Techniques used by the team allowed them to "see" through the ground to uncover new ancient monuments
Techniques used by the team allowed them to “see” through the ground to uncover new ancient monuments

The results are truly amazing as hundreds of megalithic monuments, chapels and shrines have been found around Stonehenge.

Another massive megalithic monument composed of 60 giant stones stretched out along a 330-metre long c-shaped enclosure has been revealed thanks to their high end devices used to map the ground beneath.

“This is not just another find,” said Professor Vince Gaffney of the University of Birmingham. “It’s going to change how we understand Stonehenge.”
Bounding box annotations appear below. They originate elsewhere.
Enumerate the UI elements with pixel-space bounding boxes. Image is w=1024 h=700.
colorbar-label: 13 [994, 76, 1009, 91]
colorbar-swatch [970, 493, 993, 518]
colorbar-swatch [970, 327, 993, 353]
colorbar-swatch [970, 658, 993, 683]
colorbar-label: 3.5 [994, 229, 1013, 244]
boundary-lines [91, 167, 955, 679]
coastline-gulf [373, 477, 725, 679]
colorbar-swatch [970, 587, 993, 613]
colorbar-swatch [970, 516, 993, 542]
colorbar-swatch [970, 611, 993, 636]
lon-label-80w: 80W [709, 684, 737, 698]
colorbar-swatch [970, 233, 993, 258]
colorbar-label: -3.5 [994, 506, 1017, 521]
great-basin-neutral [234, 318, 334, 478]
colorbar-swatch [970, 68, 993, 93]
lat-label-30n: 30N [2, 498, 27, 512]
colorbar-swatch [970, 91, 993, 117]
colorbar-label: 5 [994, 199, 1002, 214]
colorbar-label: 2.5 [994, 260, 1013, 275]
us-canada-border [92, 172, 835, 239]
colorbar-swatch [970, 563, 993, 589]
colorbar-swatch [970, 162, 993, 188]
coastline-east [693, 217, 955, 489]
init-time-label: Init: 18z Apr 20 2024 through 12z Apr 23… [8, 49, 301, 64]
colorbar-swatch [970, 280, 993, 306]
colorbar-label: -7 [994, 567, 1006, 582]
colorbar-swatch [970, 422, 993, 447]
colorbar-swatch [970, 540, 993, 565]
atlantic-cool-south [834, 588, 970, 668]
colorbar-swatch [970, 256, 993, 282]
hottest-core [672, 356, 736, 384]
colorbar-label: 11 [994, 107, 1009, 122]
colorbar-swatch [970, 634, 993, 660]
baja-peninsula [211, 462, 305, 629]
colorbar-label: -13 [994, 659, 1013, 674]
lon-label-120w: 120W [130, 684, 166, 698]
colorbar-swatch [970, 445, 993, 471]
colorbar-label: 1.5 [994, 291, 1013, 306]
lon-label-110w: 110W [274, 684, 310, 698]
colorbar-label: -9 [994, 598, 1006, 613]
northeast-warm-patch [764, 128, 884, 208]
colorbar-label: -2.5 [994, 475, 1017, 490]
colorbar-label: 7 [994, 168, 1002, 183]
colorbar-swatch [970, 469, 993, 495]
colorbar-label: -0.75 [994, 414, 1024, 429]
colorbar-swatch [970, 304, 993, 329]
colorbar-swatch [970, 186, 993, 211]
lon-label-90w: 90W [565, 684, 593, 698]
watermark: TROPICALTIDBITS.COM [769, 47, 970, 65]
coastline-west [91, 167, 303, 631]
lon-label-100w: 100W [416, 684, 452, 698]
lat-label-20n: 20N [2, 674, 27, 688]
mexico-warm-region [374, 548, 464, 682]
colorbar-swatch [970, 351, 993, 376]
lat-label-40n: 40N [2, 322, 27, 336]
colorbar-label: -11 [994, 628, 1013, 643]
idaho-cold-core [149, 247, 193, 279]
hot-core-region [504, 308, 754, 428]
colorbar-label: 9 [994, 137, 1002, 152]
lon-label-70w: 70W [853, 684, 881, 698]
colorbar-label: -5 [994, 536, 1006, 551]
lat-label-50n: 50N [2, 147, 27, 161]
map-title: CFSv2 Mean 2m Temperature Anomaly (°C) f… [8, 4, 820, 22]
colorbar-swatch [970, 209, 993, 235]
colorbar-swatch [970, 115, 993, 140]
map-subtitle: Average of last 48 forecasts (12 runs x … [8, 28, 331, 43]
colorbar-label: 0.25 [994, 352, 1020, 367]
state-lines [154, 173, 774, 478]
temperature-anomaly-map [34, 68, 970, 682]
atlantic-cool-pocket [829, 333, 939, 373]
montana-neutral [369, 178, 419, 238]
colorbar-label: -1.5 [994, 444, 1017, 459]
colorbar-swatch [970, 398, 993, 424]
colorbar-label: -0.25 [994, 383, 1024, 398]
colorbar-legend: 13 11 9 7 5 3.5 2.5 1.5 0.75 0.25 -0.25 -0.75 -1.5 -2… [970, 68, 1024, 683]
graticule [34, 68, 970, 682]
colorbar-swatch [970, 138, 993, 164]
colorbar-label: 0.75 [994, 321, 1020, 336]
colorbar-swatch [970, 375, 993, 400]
In addition to this amazing discovery, the archaeological team found over 60 previously unknown pre-historic monuments scatter across Salisbury Plain, including 20 large ritual pits up to 5 metres in diameter, 8 previously unknown Bronze Age burial mounds, 4 Iron Age shrines or tombs, 6 Bronze Age and Iron Age livestock enclosures, and 17 other henge-like Neolithic and Bronze Age structures, each between 10 and 30 metres in diameter. Some may well have consisted of circles of large timber posts – wooden equivalents of conventional prehistoric stone circles.

“It shows that, in terms of temples and shrines, Stonehenge was far from being alone,” said Professor Gaffney.



his incredibly discovery has been announced ahead of a two-part special BBC Two documentary titled ‘Operation Stonehenge: What Lies Beneath’, in which the research team will release the full extent of their findings.